On the other hand there is pl_stop to stop playing:

    client.get({
       params: {
           command: 'pl_stop',
       } 
    });

And pausing:

    client.get({
       params: {
           command: 'pl_pause',
       } 
    });

Go to next item:

    client.get({
       params: {
           command: 'pl_next',
       } 
    });

Or to previous one:

    client.get({
       params: {
           command: 'pl_previous',
       } 
    });

Status

If you input the URL http://127.0.0.1:8080/requests/status.xml in your browser, you can get the XML data that contain the information about the current player status.

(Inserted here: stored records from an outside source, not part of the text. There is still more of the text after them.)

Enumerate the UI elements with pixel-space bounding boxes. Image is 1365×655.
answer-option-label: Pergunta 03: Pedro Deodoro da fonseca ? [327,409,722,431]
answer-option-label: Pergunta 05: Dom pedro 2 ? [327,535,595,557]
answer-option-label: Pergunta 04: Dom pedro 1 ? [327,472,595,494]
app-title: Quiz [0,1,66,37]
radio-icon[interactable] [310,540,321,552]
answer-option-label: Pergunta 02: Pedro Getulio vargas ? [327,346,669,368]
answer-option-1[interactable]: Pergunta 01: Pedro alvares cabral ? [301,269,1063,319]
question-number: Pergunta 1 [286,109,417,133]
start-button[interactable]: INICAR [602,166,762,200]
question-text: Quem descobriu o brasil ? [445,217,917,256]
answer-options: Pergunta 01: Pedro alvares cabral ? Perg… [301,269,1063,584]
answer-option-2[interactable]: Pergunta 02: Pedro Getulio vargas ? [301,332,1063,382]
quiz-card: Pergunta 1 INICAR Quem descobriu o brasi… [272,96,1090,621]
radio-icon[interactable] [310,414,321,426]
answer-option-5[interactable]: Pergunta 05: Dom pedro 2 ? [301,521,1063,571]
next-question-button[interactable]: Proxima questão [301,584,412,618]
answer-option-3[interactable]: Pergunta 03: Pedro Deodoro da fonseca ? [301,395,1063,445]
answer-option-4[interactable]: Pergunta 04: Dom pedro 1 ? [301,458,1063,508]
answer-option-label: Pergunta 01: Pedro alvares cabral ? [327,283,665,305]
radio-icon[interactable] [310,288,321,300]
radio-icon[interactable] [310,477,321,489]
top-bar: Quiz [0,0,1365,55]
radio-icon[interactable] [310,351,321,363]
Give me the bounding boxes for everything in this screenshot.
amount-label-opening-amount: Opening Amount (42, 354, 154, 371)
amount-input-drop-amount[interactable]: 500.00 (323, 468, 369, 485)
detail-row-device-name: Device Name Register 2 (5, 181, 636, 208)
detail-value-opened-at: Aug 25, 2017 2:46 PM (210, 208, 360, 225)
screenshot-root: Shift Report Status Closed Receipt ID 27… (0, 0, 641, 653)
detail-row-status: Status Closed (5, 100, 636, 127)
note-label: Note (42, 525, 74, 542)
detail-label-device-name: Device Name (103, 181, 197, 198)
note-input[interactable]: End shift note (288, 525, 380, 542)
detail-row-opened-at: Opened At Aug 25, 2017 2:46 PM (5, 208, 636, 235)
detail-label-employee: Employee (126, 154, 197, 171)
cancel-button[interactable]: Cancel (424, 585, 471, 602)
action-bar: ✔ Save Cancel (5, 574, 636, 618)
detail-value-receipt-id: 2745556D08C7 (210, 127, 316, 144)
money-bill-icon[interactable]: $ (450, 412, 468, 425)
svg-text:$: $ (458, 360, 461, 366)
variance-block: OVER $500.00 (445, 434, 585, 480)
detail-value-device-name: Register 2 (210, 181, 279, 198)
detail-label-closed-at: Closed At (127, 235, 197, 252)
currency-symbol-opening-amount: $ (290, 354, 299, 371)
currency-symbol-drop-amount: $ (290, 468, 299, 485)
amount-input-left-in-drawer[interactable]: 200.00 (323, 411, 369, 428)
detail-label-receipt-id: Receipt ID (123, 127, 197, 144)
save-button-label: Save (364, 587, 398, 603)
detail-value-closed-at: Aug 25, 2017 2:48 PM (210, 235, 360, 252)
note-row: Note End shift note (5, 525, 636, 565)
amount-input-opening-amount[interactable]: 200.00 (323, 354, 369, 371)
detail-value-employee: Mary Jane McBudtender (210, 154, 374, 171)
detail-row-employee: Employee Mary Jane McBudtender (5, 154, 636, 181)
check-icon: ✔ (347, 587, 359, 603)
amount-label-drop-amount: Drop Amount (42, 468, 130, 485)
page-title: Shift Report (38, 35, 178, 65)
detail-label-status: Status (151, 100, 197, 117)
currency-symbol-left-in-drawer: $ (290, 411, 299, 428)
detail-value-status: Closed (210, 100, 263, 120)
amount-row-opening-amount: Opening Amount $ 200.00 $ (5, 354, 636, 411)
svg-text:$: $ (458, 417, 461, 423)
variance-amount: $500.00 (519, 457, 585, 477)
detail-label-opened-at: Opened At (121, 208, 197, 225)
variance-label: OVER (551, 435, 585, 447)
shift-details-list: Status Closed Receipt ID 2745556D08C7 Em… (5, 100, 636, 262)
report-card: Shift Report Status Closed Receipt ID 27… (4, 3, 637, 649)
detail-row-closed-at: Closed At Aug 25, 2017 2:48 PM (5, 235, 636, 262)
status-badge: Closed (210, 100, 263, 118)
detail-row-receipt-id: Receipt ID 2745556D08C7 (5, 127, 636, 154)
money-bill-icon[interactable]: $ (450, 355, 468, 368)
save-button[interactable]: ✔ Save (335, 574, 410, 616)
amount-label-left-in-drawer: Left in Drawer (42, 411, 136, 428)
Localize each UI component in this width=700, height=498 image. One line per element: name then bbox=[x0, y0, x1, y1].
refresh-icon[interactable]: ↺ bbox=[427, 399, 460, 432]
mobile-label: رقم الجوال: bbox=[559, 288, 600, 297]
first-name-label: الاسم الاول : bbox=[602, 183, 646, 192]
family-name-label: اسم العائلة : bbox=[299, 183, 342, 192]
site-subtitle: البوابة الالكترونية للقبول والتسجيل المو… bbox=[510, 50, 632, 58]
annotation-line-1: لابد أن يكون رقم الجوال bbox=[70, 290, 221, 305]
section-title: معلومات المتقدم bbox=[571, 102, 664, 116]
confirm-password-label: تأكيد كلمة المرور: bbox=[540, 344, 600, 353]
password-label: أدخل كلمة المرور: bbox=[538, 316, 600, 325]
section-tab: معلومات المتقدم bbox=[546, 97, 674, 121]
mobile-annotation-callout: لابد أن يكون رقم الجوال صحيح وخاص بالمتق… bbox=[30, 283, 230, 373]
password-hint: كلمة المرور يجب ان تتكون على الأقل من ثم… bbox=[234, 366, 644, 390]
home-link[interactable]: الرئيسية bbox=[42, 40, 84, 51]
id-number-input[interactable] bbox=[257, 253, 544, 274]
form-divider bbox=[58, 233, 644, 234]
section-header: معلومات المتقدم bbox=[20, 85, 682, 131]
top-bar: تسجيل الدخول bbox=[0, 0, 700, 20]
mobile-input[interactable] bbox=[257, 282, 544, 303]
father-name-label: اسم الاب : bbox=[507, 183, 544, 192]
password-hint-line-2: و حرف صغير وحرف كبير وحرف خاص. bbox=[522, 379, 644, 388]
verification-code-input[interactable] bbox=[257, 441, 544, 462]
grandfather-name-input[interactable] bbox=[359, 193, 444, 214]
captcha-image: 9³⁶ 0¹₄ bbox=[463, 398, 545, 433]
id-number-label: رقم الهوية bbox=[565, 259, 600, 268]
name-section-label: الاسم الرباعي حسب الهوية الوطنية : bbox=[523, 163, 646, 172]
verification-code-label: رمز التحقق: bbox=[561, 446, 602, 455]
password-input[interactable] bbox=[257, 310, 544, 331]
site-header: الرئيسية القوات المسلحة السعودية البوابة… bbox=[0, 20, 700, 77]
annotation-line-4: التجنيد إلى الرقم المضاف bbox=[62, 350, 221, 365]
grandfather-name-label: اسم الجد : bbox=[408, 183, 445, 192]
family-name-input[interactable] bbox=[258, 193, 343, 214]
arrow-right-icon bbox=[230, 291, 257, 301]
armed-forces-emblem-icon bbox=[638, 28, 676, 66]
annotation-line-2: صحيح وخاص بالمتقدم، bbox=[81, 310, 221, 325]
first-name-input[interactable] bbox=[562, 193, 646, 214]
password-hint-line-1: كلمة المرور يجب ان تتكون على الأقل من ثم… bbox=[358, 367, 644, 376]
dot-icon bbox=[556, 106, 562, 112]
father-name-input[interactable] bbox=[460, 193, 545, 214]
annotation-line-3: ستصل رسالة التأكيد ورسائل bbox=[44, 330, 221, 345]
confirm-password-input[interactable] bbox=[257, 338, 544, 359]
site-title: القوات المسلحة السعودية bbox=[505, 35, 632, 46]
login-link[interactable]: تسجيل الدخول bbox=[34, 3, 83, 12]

First let’s define an interface for an object that will store data, like the length of the current track, its ID in the underlying playlist, the position and the state:

interface IStatus {
    /**
     * The length of the current track in seconds.
     */
    length?: number;
 
    /**
     * The ID of the current entry.
     */
    entry?: string;
 
    /**
     * The position (a value between 0 and 1 related to
     * the value of 'length').
     */
    position?: number;
 
    /**
     * The current state.
     */
    state?: string;
}

The client code:

export function getPlayerStatus(callback: (result: IStatus) => void) {
    var usernameAndPassword = new ApiClient.BasicAuth("", "mypassword");
 
    var client = ApiClient.newClient({
        baseUrl: 'http://192.168.0.1:8080/requests/status.xml',
 
        ok: (result) => {
            var xml = XmlObjects.parse(result.getString());
 
            // IStatus object
            var callbackResult: any = {};
 
            var positionElements = xml.root.elements("position");
            if (positionElements.length > 0) {
                // IStatus.position
                callbackResult.position = xmlElementToNumber(positionElements[0]);
            }
 
            var lengthElements = xml.root.elements("length");
            if (lengthElements.length > 0) {
                // IStatus.position
                callbackResult.length = xmlElementToNumber(lengthElements[0]);
            }
 
            var currentplidElements = xml.root.elements("currentplid");
            if (currentplidElements.length > 0) {
                var eid = currentplidElements[0].value;
                if (!isStringEmpty(eid)) {
                    // IStatus.entry
                    callbackResult.entry = eid.trim();
                }
            }
 
            var stateElements = xml.root.elements("state");
            if (stateElements.length > 0) {
                var state = stateElements[0].value;
                if (!isStringEmpty(state)) {
                    // IStatus.state
                    callbackResult.state = state.toLowerCase().trim();
                }
            }
 
            callback(callbackResult);
        },
 
        unauthorized: (result) => {
            console.log('Invalid password!');
        },
 
        error: (ctx) => {
            console.log('[ERROR] ' + ctx.error);
        },
 
        authorizer: usernameAndPassword,
    });
 
    client.get();
}
 
 
// helper functions...
 
function isStringEmpty(str: string): boolean {
    if (TypeUtils.isNullOrUndefined(str)) {
        return true;
    }
 
    str = '' + str;
    return '' === str;
}
 
function xmlElementToNumber(e: XmlObjects.XElement): number {
    if (TypeUtils.isNullOrUndefined(e)) {
        return <any>e;
    }
 
    var str = e.value;
    if (TypeUtils.isNullOrUndefined(str)) {
        return <any>str;
    }
 
    if (isStringEmpty(str)) {
        return;
    }
 
    return parseFloat('' + str);
}

Demo

You can find a simple demo at GitHub.

Have a look at the VLC.ts file (Player class) and learn how easy it is to control VLC with NativeScript by handling HTTP requests and XML responses!